In yesterday's post we looked at model Barbara Mullen and at a project trying to rediscover iconic images portraying her. There is actually a famous picture of Mullen that we didn't include in that post: it shows the model captured in 1951 by Richard Avedon in a floral headpiece by milliner Lilly Daché. Mullen often modelled headpieces by Daché in the photoshoots in which she appeared, so it is worthwhile rediscovering this milliner for her connections with Mullen and for her flamboyant creations.
Born in 1898 (or 1896) in France (even though some say she was Polish or Romanian), as a young child she wasn't considered a conventional beauty, so she took to creating decorative accessories to enhance her beauty employing unusual materials including grape leaves (a practice that will convince her in later years that, when your hat is correct, it will compensate many faults).
At 15 Daché became an apprentice to Paris milliners Caroline Reboux and Suzanne Talbot, emigrating to the United States between 1919 and 1924.
Daché first worked at Macy's Department store in New York and at the Bonnet Shop, an independent hat shop on the Upper West Side; she became a milliner after she bought it with a co-worker.
In 1931, Daché married French-born Jean Despres, an executive at the large cosmetics and fragrance company Coty Inc., and started collaborating with them.
A few years later she moved to a nine story building on 78 East 56th Street, where she set her personal, work and retail spaces.
The business flourished even during the depression era, as women focused more on accessories than on clothes, and hats continued therefore to be in demand.
Daché became well-known for fancy oversized draped turbans at times featuring large fabric flowers (the first hat she made for her own boss was a turban in four shades of blue, made from scraps she found in the shop), large brimmed hats, visored caps for war workers, and snoods. It is said that her production ran as high as 30,000 hats a year.
Together with John-Fredericks, Walter Florell, Laddie Northridge and Sally Victor, Daché became part of a group of milliners who were better known at the time than fashion designers and who charmed many celebrity clients and Hollywood stars such as Maria Montez, Carmen Miranda, Sonja Henie, Audrey Hepburn, Carole Lombard and Marlene Dietrich.
Actress Linda Darnell is portrayed in a famous picture wearing a Daché hat with a futuristic see-through circle around it, and legend goes that Daché's last customer was Loretta Young, who arrived at her studio after she decided to retire and bought her last 30 hats.

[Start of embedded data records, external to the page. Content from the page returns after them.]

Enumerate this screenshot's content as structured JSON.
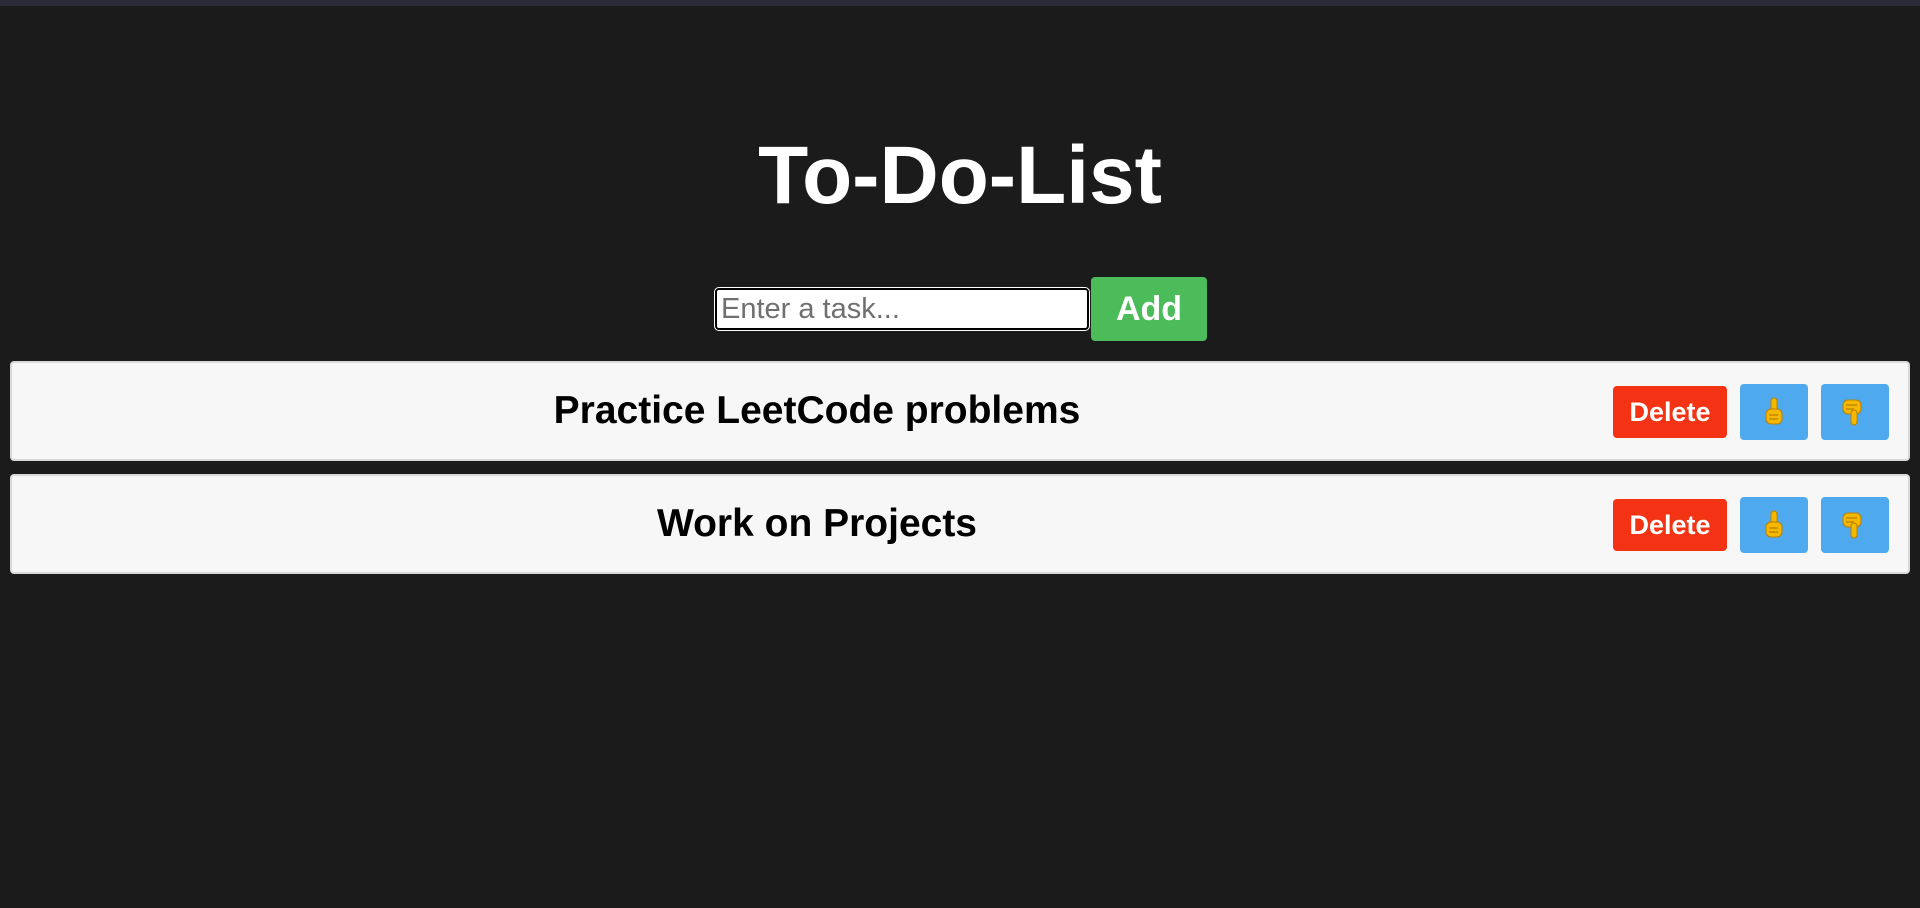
{
  "app": {
    "title": "To-Do-List"
  },
  "form": {
    "placeholder": "Enter a task...",
    "value": "",
    "add_label": "Add"
  },
  "tasks": [
    {
      "text": "Practice LeetCode problems",
      "delete_label": "Delete",
      "up_icon": "pointing-up-icon",
      "down_icon": "pointing-down-icon"
    },
    {
      "text": "Work on Projects",
      "delete_label": "Delete",
      "up_icon": "pointing-up-icon",
      "down_icon": "pointing-down-icon"
    }
  ],
  "colors": {
    "background": "#1b1b1b",
    "add_button": "#4cbb5a",
    "delete_button": "#f33314",
    "move_button": "#4fa9ee",
    "task_background": "#f7f7f7",
    "hand_icon": "#f5b800"
  }
}
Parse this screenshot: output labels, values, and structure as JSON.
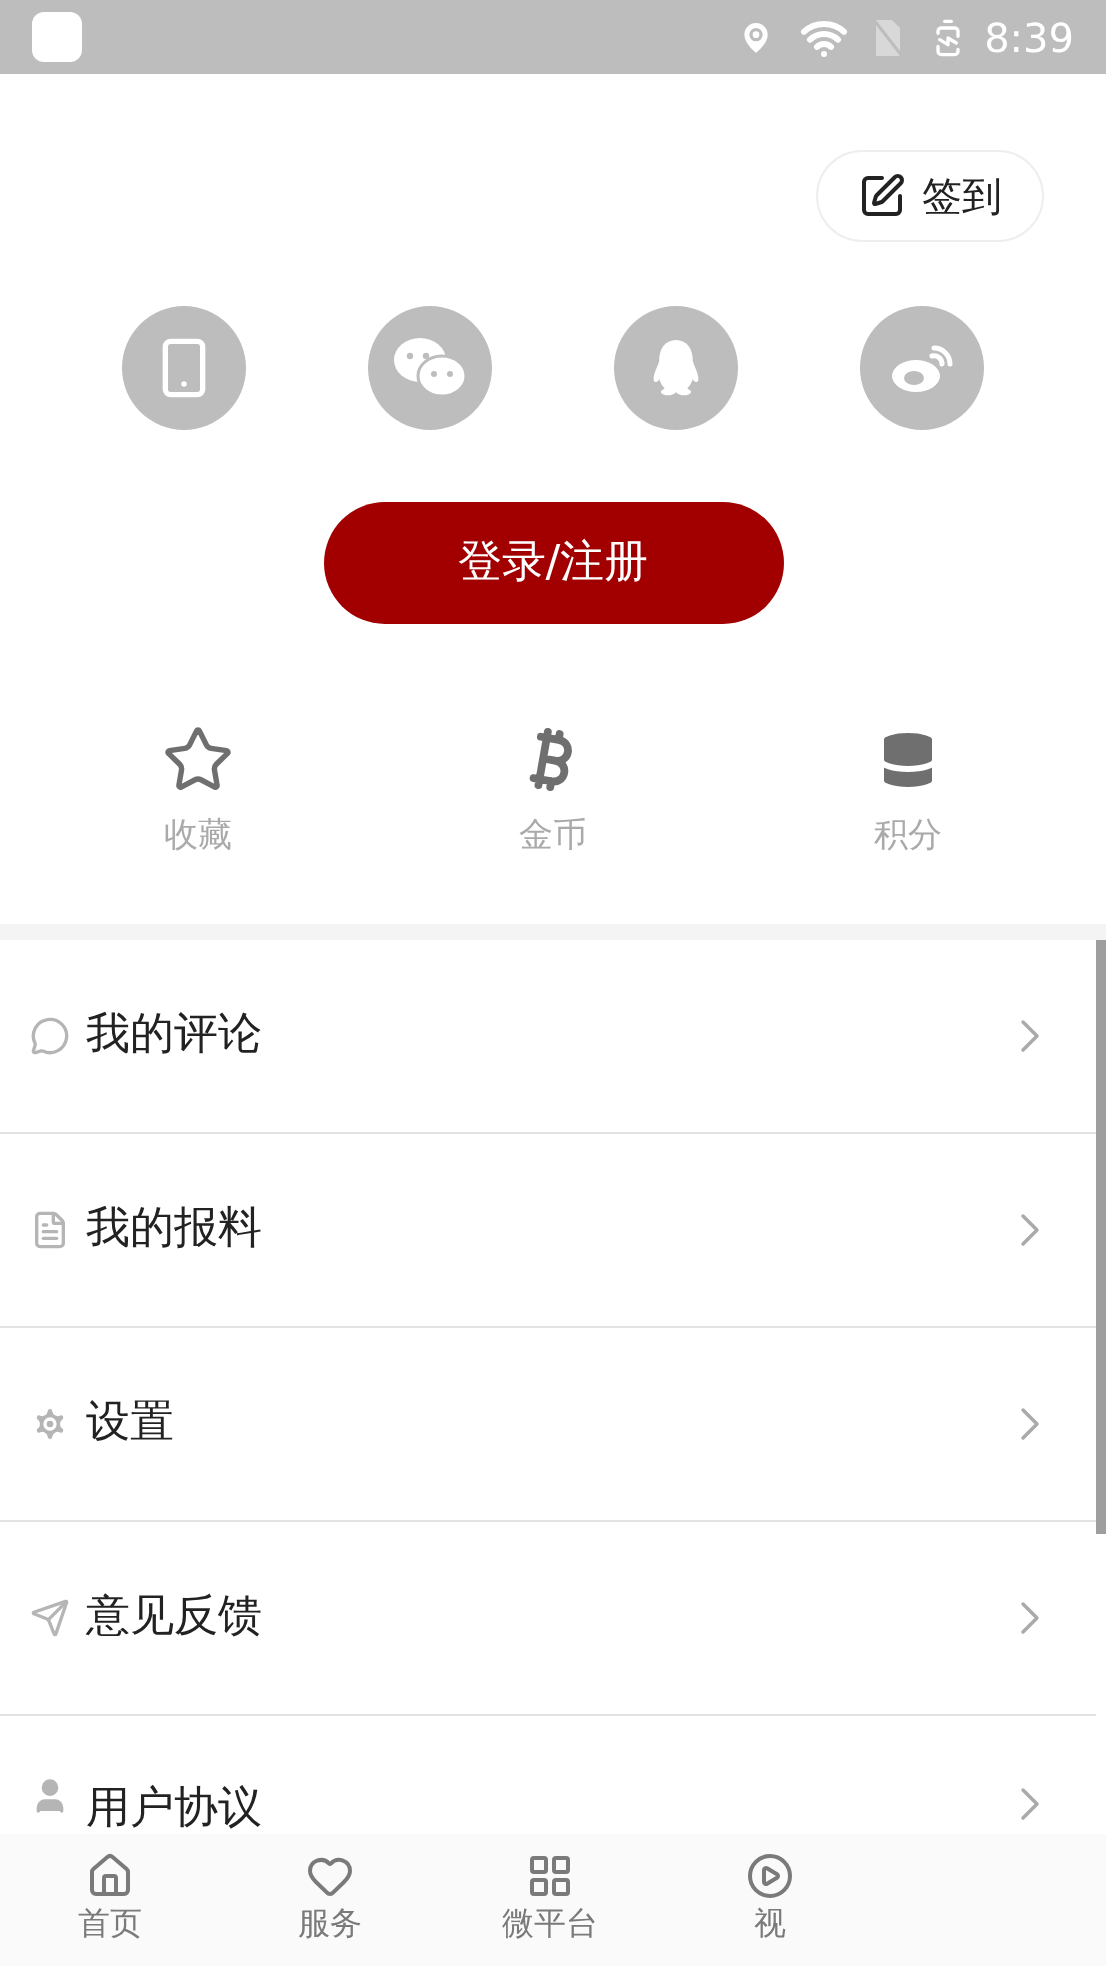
{
  "status_bar": {
    "time": "8:39"
  },
  "checkin_button": {
    "label": "签到"
  },
  "login_options": [
    {
      "kind": "phone"
    },
    {
      "kind": "wechat"
    },
    {
      "kind": "qq"
    },
    {
      "kind": "weibo"
    }
  ],
  "login_button": {
    "label": "登录/注册"
  },
  "stats": [
    {
      "kind": "star",
      "label": "收藏"
    },
    {
      "kind": "coin",
      "label": "金币"
    },
    {
      "kind": "database",
      "label": "积分"
    }
  ],
  "menu": [
    {
      "kind": "comment",
      "label": "我的评论"
    },
    {
      "kind": "document",
      "label": "我的报料"
    },
    {
      "kind": "gear",
      "label": "设置"
    },
    {
      "kind": "send",
      "label": "意见反馈"
    },
    {
      "kind": "user",
      "label": "用户协议"
    }
  ],
  "tab_bar": [
    {
      "kind": "home",
      "label": "首页"
    },
    {
      "kind": "heart",
      "label": "服务"
    },
    {
      "kind": "grid",
      "label": "微平台"
    },
    {
      "kind": "video",
      "label": "视"
    }
  ]
}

Daché was the recipient of famous design prizes - the Neiman Marcus Fashion Award (1940) and the Coty American Fashion Critics Award (1943).
By 1949, Daché was designing clothing accessories, she had her own perfume and a costume jewelry line; in the early '50s the trademark Coty girl was embodied by a young woman in a strikingly elegant black Lilly Daché hat.
Around 1954 Coty established General Beauty Products Inc., to distribute Lucien Lelong, Marie Earle and Lilly Daché Hair Cosmetics in the United States.
After five years Daché was given the right to purchase 20% of the shares of General Beauty Products and she also took up the role of president of General Beauty Products.
At the end of the 1950's she hired a young assistant - Halston Frowick - who went on to become known for his own line of clothes, while leading New York hairdresser Kenneth Battelle took charge of her hair salon.
Throughout the '50s Daché became a bit of a celebrity, she was indeed a mystery guest on a 28th August 1955 episode of the TV game show "What's My Line?"
She was referenced in the song "Tangerine" performed by the Jimmy Dorsey Orchestra ("Tangerine / She is all they say / With mascara'd eye and chapeaux by Daché") and wrote a few books including her autobiography, Talking through My Hats (1946) and The Glamour Book (1956).
As the hat business gradually declined, in 1968 Daché decided to retire. She died at a nursing home in Louvecienne, France in 1989.
Daché was certainly known for her kitschly glamorous headpieces characterised by masses of bows and blossoming flowers, but some of her less extravagant yet still striking hats included architectural features such as elliptical brims and spiralling patterns.
One of the most popular creations remains the versatile "circle hat" that was based on a simple pattern, published on the popular Family Circle magazine.
Among Daché's most extravagant inventions there were veils that were tinted green across the eyes and blush-rose across the cheeks.
There are some striking examples of Lilly Daché's headpieces, turbans and snoods in a few museums like the Philadelphia Museum of Art and The Met Museum: if you check their archives you will spot, for example, creations from the 1950s such as a multiple tiered spiralling black astrakhan wool and net hat, but also an extravagant 1957 floral design in bright shades of scarlet and fuchsia silk satin.
One of the most extraordinary designs is kept at the Philadelphia Museum of Art - it is a headpiece covered in straw leaves and pine cones (1958).
Yet there are many more creations by Daché to explore and get inspired by all over the Internet and, after seeing some of them, you will certainly wish we still lived in times in which adding a fancy hat to one's wardrobe was almost more desirable than getting a brand new dress.